Consideramos que si el despegue del Cristo mostrado en la tapa de The Economist en noviembre de 2009 en un contexto eufórico para Brasil, marcó el techo de mercado, la destrucción el mismo Cristo de Río de Janeiro, producto del supuesto choque contra las montañas de Río también mostrada en la tapa de The Economist en el ejemplar de Septiembre de 2013, luego de la histórica caída y negativismo actual en el país vecino, está marcando el piso de mercado y una oportunidad de compra de mediano plazo. Antes había optimismo y euforia con buenos datos económicos y sociales y fue el techo. El piso está siendo marcado producto de que hoy hay negativismo, caídas en los niveles de popularidad a los gobernantes, crisis económica y protestas en las calles. Por ello es que estamos optimistas respecto de Brasil y del futuro bursátil que muestra el país vecino.
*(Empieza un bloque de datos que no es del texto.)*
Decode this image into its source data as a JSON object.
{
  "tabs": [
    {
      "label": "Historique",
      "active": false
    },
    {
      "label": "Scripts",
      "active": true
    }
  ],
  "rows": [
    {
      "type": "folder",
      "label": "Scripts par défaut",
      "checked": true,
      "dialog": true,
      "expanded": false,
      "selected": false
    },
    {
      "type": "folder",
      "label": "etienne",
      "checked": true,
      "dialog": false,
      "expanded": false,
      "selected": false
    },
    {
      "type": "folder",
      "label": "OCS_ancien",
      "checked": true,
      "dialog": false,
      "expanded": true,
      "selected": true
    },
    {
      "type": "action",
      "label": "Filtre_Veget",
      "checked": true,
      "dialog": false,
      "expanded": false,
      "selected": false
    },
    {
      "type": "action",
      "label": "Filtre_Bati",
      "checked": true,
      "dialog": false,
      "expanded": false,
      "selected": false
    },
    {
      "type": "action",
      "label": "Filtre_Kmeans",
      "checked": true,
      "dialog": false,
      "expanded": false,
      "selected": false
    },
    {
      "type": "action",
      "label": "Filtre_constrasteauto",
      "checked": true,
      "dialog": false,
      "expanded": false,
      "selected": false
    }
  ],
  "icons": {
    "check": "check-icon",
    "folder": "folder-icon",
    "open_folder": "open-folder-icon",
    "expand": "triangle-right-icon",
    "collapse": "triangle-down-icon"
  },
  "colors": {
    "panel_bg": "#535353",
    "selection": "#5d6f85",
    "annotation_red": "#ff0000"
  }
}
Lo obvio fue el techo de 2010 cuando muchos compraron el cuento de Brasil y su próximo crecimiento asegurado, producto de todos los logros alcanzados hasta tal fecha. Hoy, con todo ello prácticamente olvidado, parece ser que una recuperación en Brasil es inesperada. 

La pregunta para cerrar, si Soros dijo que el mercado está hecho para descartar lo obvio y apostarle a lo inesperado, ¿Soros estará poniendo el ojo en Brasil? 

Para responder la pregunta investigamos las inversiones en los últimos meses del magnate y pudimos comprobar que efectivamente estaba invirtiendo el Brasil, apelando a su forma de pensar y a sus ideales. Esta nota deberá servirle al lector para poder tener una mentalidad similar a los exitosos como Soros y entender que nada es casualidad. 

No es casualidad que hoy en día, luego de las protestas, Soros se decida por invertir en Brasil. 

Aprendiendo de la mentalidad inversora de los exitosos como Soros, podremos identificar las oportunidades, descartando lo obvio y apostando a los inesperado. Entonces, ¿es momento de invertir en Brasil? Veremos...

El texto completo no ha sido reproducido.